Paddy - Didn't know it was 10 years ago. Went to the first D1GP event in the USA back in 2004 and while the sport has changed there is no denying the common technique is hand braking. I'd be interested to see the sport without the use of what is otherwise a very easy way to get a car sideways. Really liked this car, but I prefer a bit the more intense forms of motorsport that's all. Not flaming any drivers just stating my opinion.

19

Haters gonna hate....
To be a good drifter yo need all skills from auto sport and special skills.... to feel car sliding near walls and at the same time being side by side with another car. You need to a lot of things in one time.
If we talk about K.Blušš who drives this EuroFighter... He started his career in car racing for many years and with good results. Also in this summer he took action in one interesting competition where pilots from different type of auto sport where competing in rally-cross track with the same cars... and he took a 1.st place.

20

They're gripped up for traction and speed. That documentary (which must be nearly 10 years old!) was very flattering to Tiff, who is an awesome driver no doubt, but looked like a fool that weekend and didn't complete a single scoring run of the course. Also, if I remember, he kept e-braking without clutching and broke a proper or half-shaft more than once.

At the top level, it's a very different ball game.

21

Absolute monster is what it is.

So glad they could get it through inspection and participate.

2018 is going to be awesome.

22

Panels that bend in the air? Isn't that... dangerous?

23

None of the exterior panels are really structural, so making them thin enough to deform doesn't really matter. Kevlar is strong in tension, but has very low stiffness. Those panels are obviously not a cored composite, else they would be significantly stiffer as the skins would be loaded more purely in tension/compression and would have buckled if they deformed per the picture.

24

any composite panel that will have any sort of load on it, whether it be airflow or another part of the car, will have a small layer of porous material between two composite materials. this is how Kevlar is its strongest, when the outside layers are put in compression and tension when a panel wants to bend.

25

Depends where. For something like a doorpanel skin it's not a big deal. Any aero parts will be a whole lot stiffer, and hence relatively heavier

26

THis for American's to step up their game, their cars look like a Fiat Multipla in comparison to this.
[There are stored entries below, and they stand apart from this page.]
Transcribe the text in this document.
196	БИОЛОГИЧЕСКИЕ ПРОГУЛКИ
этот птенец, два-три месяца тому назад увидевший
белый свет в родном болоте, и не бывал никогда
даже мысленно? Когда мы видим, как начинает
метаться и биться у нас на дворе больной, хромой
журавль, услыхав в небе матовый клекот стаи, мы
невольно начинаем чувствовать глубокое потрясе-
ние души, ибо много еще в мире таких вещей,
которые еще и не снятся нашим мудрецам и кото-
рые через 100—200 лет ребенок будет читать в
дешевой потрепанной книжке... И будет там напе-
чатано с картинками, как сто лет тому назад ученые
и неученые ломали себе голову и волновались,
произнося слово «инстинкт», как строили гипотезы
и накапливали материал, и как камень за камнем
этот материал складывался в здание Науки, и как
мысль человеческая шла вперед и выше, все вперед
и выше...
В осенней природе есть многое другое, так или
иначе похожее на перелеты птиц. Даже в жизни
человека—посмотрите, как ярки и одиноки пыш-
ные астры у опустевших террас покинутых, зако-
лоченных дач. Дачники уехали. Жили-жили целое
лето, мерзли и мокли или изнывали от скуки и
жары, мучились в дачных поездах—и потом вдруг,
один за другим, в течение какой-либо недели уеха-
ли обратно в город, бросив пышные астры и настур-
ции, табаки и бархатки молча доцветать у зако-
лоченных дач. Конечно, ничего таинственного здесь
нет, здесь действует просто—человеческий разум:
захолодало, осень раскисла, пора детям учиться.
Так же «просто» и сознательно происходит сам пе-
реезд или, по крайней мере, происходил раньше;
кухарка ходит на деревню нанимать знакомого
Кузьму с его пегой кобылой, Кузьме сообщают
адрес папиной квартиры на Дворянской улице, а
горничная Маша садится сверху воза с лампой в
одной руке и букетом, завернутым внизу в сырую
I'm really looking to the next FD season, the E92 EuroF , the V2 Viper and others!

27

It's difficult for Americans to step up their game when they have no clue WTF a Fiat Multipla is. It must be bad because we've never heard of it.

28

The best reply!!

29

you don't want to know lol

30

Time* (autocorrect)

31
Matthew Everingham

Yeah... wow! :O

32

well done HGK you built another masterpiece

33

Am I the only one who thinks the rear sits too high or something ? Looks weird compared to how imposing and low that front bumper is

34

That looks a very well thought out and built car but my god its ugly. Those boxy rear archs... NO NO NO! It certainly doesn't flatter the original lines of the E92. Love the finish of the carbon kevlar though, If they went for a darker colour on the wheels and leave the weave on show with an olive drab livery it would look mega, just the kit that ruins it.

35

it might be because its a drift car or something but the fitment of the wheels in the wheel arches looks very unproportional. I don't know if its the rim size or they just have to have crazy steering lock but that's the only thing that stands out to me on this car

36

Everything about this car is so insane! I know what will be next in my youtube search box...

37

Well engineered. Very ugly.

38

There's just too much anti-squat built into the 5 link rear suspension. I predict he'll not be able to get the speed he needs out of the car and abandons it by the end of next year.

39

Incredible car, the more you look, the more details you find and makes you wonder the time spent building and designing it. Great job! must be an absolute beast to drive as it was intended to be driven.